La bigorexie ou quand trop de sport nuit à la santé
Lorsque le sport prend une trop grande place dans notre vie, rien ne va plus. Les personnes atteintes de bigorexie deviennent obsédées par la poursuite d’objectifs physiques, au point d’en négliger vie sociale ou leur vie de famille.
C’est entendu, dans la plupart des cas le sport est bon pour la santé. Mais comme toute pratique, les excès créent une addiction néfaste tant pour la santé mentale que physique. “Tout est calibré en fonction des objectifs à atteindre”, témoigne Grégory, que nous avons interviewé dans sa salle de fitness. Même chose pour Mike. “C’est comme une raison de vivre“, lâche le sportif.
Bixente Lizarazu, vainqueur de la coupe du monde de foot en 1998, avait été l’une des rares personnalités publiques à faire état de son addiction au sport. Si l’ancien sportif affirme “préférer être accro à ça qu’à autre chose“, la bigorexie n’en reste pas moins une maladie reconnue par l’Organisation mondiale de la santé. Elle peut conduire à l’isolement social, voire dans le pire des cas, à la consommation de produits dopants.
Le docteur Alain Ducardonnet, consultant santé pour BFMTV, fait le point sur cette maladie.
> A partir de quand le sport devient addictif?
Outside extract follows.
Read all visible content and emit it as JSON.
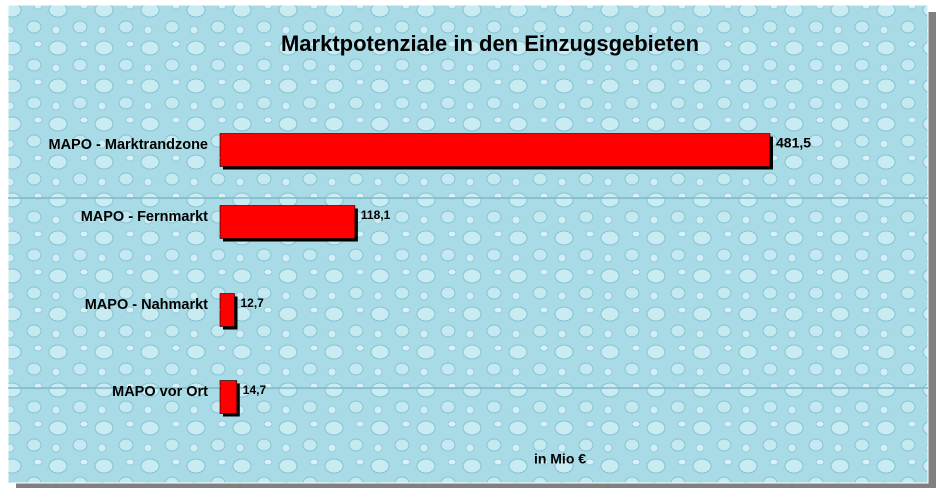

“Ça touche à la fois les pros et les amateurs. Pour les amateurs on dit en gros, au-delà de 10, 12 heures par semaine. Là, ça prend beaucoup de place dans la vie. C’est là le tournant, quand la vie n’est plus ce qu’elle devrait être et que tout est axé sur le sport. On organise son agenda, on organise sa vie autour de la pratique du sport. Et c’est ça qui fait que la vie quotidienne, la vie familiale, est amputée.
Il y a un risque de se couper du monde, car on est enfermé, comme pour les addictions aux jeux vidéo, puisqu’on parle bien d’addiction, reconnue comme telle par l’OMS. A partir du moment où on se ferme aux autres pour réaliser sa pratique sportive, là il y a un risque d’addiction et de dépendance.
> Existe-t-il un profil particulier des personnes atteintes de bigorexie?
Ce sont souvent de gens qui ne sont pas bien dans leur peau soit sur un plan professionnel, soit sur un plan personnel et vont avoir cette espèce de transfert vers l’activité physique et sportive, parce que quand elle est très intensive elle va provoquer une sécrétion d’endorphines qui aide lutter contre les douleurs, de la dopamine, de la sérotonine [et activer] les circuits de la récompense. Donc, on va se dire: ‘Quand je fais du sport j’ai du bien-être, je me sens bien. Donc je vais en faire encore plus comme ça je me sentirai encore mieux.’ C’est là que le cercle vicieux commence.
> Est-ce qu’en général la bigorexie est une addiction qui en remplace une autre?
Elle peut en remplacer une autre. C’est-à-dire qu’en effet, on peut fumer, boire de l’alcool, consommer du cannabis, toutes ces choses-là sont très liées au profil de la personne qui va ‘se donner à fond’ pour ainsi substituer [cette pratique] à quelque chose qui ne va pas bien dans sa vie.
> Cette bigorexie se soigne-t-elle et comment?
Bien sûr que ça se soigne. Ça se soigne à partir du moment où le besoin est supérieur au plaisir. Il faut, comme pour toutes les addictions, soit voir un psychologue, soit voir un psychiatre, soit voir un coach sportif qui va vous rééduquer et vous remettre dans une activité sportive de qualité.”